Russia bombs schools | Demand for abortion pills increased | NOW

Once a day, gives you an overview of the situation in Ukraine. This time: Russian troops have bombed schools, women’s rights organizations are seeing an increase in demand for abortion pills, and the EU is coming up with another half a billion in heavy weapons.

Russian troops bombed schools in Ukraine’s Chernihiv region on Thursday night. This was stated by Ukrainian President Volodymyr Zelensky in a video speech.

“Of course, the Russian state believes that any kind of education will only get in the way. But what does one gain by destroying Ukrainian schools? All Russian commanders who give such orders are just sick.”

The regions of Zaporizhzhia and the Donets Basin were also attacked.

Kremenchuk hit hard, Ukraine refuses to give up Snake Island

Kremenchuk, a major industrial hub in the center of the country, was hit by the worst rocket attack since the start of the Russian invasion on Thursday. Zelensky speaks in his usual speech of a “meaningless attack” which included an oil refinery.

The Ukrainian news agency UNIAN reports, based on the governor of the region, that there was no personal injury in the attack. At least twelve Russian missiles are said to have hit various targets. The refinery in particular came under fire.

In addition, Ukraine does not intend to abandon the strategically located Snake Island to the Russian army. Intelligence chief Kyrylo Budanov said Friday that he will continue to fight for the island “for as long as necessary.”

The island became widely known on the first day of the war, when Ukrainian soldiers informed the Russian navy that they refused to leave the island. “Russian warship, put on your clothes,” they told the Moscow naval vessel. That ship later sank, according to Ukraine, due to a missile attack.

People walk past a rocket that has sunk into the road surface in Luhansk in eastern Ukraine.

People walk past a rocket that has sunk into the road surface in Luhansk in eastern Ukraine.

People walk past a rocket that has sunk into the road surface in Luhansk in eastern Ukraine.

Photo: AP

Rising demand for abortion pills in Ukraine and Poland

Women’s rights groups have seen an increase in demand for abortion pills since the war broke out in Ukraine. Deliveries are currently taking place to this country and to neighboring Poland, which houses more than three million refugees. These supplies are intended to enable safe abortions for Ukrainian women who became unwanted pregnant while fleeing the war.

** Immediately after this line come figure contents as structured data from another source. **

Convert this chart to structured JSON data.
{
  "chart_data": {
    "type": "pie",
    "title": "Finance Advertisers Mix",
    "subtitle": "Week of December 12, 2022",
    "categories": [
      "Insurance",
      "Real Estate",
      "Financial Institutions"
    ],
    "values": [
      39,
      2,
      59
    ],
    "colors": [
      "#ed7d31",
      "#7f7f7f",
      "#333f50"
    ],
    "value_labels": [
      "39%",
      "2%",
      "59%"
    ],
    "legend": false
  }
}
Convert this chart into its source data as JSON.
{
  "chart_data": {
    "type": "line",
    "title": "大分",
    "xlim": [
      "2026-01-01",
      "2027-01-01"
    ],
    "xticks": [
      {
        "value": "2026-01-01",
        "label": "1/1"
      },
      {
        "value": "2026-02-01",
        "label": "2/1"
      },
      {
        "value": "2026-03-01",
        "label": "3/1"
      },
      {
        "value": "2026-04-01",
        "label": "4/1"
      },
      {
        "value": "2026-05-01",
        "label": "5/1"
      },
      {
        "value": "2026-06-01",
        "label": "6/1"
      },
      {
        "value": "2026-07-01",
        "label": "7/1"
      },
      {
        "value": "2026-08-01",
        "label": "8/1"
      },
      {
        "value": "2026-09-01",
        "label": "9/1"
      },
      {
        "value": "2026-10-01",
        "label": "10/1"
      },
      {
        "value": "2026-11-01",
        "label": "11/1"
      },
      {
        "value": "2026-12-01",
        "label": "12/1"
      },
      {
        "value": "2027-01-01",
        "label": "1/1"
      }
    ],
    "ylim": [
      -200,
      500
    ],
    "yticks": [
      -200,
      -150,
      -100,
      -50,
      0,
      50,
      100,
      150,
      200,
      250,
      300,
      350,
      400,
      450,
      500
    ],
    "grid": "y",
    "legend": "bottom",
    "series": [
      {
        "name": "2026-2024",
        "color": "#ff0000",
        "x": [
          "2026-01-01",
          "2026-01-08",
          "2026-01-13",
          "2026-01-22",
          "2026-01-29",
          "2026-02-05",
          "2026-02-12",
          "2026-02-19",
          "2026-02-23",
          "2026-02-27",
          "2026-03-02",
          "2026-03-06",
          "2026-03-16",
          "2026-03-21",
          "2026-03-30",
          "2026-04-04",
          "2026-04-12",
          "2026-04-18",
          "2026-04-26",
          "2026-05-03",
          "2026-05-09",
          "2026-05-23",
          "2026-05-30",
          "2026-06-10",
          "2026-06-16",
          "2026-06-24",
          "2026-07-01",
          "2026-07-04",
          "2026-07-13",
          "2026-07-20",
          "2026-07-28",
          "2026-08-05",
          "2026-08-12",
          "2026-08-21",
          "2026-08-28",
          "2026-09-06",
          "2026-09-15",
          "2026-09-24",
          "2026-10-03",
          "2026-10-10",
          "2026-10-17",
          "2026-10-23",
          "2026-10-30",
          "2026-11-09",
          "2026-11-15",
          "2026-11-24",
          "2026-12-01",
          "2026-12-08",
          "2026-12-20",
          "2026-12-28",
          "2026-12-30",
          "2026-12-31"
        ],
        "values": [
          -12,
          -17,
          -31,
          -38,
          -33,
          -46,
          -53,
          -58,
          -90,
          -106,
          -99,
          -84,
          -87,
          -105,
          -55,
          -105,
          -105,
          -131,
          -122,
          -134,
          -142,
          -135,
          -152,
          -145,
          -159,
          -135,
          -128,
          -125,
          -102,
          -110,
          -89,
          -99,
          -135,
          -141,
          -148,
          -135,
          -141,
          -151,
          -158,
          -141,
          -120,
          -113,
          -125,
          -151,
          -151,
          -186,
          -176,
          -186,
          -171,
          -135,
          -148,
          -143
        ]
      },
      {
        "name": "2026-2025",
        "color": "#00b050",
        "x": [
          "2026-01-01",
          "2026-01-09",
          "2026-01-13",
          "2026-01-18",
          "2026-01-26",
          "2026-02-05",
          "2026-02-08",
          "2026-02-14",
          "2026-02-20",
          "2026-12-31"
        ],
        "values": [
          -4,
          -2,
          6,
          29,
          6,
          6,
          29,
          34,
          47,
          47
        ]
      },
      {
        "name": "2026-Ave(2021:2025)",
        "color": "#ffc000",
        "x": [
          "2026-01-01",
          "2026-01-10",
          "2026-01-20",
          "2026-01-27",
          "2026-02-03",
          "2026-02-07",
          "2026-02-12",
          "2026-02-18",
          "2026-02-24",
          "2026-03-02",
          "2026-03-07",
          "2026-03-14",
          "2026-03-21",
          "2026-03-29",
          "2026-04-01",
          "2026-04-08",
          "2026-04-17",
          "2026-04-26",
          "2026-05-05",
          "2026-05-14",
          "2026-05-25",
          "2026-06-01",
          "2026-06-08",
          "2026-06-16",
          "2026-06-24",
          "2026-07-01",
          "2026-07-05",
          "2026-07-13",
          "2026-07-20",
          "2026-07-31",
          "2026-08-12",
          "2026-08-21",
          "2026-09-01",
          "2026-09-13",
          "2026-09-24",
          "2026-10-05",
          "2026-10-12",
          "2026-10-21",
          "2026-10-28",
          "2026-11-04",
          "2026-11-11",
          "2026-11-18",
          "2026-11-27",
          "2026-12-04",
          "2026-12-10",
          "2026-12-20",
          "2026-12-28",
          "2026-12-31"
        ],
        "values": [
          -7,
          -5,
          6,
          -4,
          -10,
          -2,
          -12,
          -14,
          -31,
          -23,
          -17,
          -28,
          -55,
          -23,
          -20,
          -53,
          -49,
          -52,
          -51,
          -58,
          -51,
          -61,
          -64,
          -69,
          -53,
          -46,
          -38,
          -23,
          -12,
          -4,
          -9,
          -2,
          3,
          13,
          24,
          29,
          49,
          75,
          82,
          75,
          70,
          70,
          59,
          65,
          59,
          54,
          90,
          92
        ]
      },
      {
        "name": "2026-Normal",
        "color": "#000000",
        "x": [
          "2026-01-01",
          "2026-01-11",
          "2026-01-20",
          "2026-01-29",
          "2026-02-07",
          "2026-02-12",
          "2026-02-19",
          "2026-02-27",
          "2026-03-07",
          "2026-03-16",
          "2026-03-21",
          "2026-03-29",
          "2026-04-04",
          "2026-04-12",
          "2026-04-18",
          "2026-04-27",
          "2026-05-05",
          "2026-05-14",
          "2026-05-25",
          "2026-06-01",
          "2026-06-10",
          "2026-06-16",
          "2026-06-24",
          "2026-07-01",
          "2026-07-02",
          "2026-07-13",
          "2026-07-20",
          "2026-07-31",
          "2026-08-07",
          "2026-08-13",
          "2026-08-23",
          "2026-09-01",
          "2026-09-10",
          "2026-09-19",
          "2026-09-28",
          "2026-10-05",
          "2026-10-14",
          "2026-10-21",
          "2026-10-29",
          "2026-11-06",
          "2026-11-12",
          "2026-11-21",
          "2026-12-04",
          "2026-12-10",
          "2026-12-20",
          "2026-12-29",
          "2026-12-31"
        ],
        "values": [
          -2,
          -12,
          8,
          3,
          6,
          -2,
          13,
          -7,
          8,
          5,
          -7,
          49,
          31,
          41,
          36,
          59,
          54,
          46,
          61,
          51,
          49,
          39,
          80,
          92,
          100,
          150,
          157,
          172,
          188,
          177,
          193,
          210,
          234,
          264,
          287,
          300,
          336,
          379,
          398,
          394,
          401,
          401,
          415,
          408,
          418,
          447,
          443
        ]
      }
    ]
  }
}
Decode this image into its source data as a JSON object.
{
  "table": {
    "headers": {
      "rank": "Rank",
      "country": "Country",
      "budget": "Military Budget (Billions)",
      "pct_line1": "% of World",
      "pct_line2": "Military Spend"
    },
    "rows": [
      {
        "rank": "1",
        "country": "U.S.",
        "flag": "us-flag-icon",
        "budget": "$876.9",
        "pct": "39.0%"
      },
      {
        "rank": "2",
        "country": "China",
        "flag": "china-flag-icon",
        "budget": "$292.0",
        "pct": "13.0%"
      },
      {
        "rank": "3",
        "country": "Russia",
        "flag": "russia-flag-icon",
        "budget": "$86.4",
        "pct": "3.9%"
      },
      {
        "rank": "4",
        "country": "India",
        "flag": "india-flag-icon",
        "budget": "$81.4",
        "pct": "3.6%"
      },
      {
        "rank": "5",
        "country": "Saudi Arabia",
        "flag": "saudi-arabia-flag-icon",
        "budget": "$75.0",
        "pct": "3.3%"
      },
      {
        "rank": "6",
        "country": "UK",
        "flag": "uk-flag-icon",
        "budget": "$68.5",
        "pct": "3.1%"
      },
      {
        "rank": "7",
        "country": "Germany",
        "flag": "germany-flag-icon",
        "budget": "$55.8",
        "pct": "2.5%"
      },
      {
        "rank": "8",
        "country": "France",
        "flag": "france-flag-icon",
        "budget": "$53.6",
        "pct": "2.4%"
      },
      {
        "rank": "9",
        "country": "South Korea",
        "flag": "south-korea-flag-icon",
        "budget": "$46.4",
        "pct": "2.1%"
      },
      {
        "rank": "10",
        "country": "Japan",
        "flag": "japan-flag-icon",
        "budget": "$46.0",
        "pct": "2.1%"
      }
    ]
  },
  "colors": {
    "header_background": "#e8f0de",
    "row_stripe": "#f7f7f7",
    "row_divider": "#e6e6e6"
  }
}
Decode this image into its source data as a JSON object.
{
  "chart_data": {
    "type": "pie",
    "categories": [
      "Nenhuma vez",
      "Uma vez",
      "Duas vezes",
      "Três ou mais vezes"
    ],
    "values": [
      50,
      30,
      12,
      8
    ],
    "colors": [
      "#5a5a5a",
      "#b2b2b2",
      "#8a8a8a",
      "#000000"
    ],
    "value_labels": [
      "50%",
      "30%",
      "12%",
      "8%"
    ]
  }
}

At least 25 Ukrainian women were raped by Russian soldiers in Bucha. Ukrainian Ombudsman Lyudmila Denisova reported this to BBC† Nine of these women, the youngest only fourteen years old, became pregnant. The number of similar cases of sexual violence throughout Ukraine is still under investigation.

At Women on Web, they saw an increase in the number of applications for abortion pills after the drama in Bucha, director Venny Ala-Siurua told

The EU is supporting Ukraine with another half a billion euros for heavy weapons

The European Union has donated another half a billion euros to the fund, which EU countries can use to pay for weapons and military equipment to Ukraine.

The money is intended to be used for heavy weapons for Ukraine, says EU Foreign Minister Josep Borrell. The total amount of the fund now amounts to 2 billion euros for this year.

According to Borrell, it is clear what the West needs to do to stop the Russians in Ukraine. “More of the same: more support for Ukraine, including military support,” he said in Germany, where he is attending the G7 summit.

Ukrainians and dog from Mariupol walk 225 kilometers to safe area

A Ukrainian man and his dog have saved themselves by walking 225 kilometers war zone to Zaporizhzhia. What makes the trip extra special is that the man left the heavily besieged Mariupol, writes The Guardian Friday.

Igor Pedin, 61, made the decision to leave on April 20 and started walking three days later. At that time, Mariupol had been bombed for two months and surrounded for almost the same time. “But I went because the Russians approached my house and executed people during house searches,” he claims.

The Ukrainian managed to escape the city by escaping Russian soldiers, who distributed food and water to the city’s inhabitants.

The journey Igor Pedin made from Mariupol to Zaporizhzhia.

The journey Igor Pedin made from Mariupol to Zaporizhzhia.

The journey Igor Pedin made from Mariupol to Zaporizhzhia.

Photo: Bart-Jan Dekker

Entry ban for thirteen foreign journalists, including Dutch

Since the start of the war in Ukraine, the country’s intelligence service has imposed a travel ban on a total of 13 foreign journalists. They are also believed to have been deported from the country.

One of the journalists who has been expelled is the Dutchman Robert Dulmers, who worked there for Dutch daily newspaper† He published photos of a rocket strike at an oil depot in the port city of Odesa shortly after the event. Dulmers will therefore no longer be allowed to come to Ukraine for the next ten years.

Shortly after the Russian invasion, the Ukrainian authorities established strict rules for publishing targets that have been bombed by the Russians. The positions of the Ukrainian army must also not be reported under the law of war. Journalists who break the rules can be accused of espionage.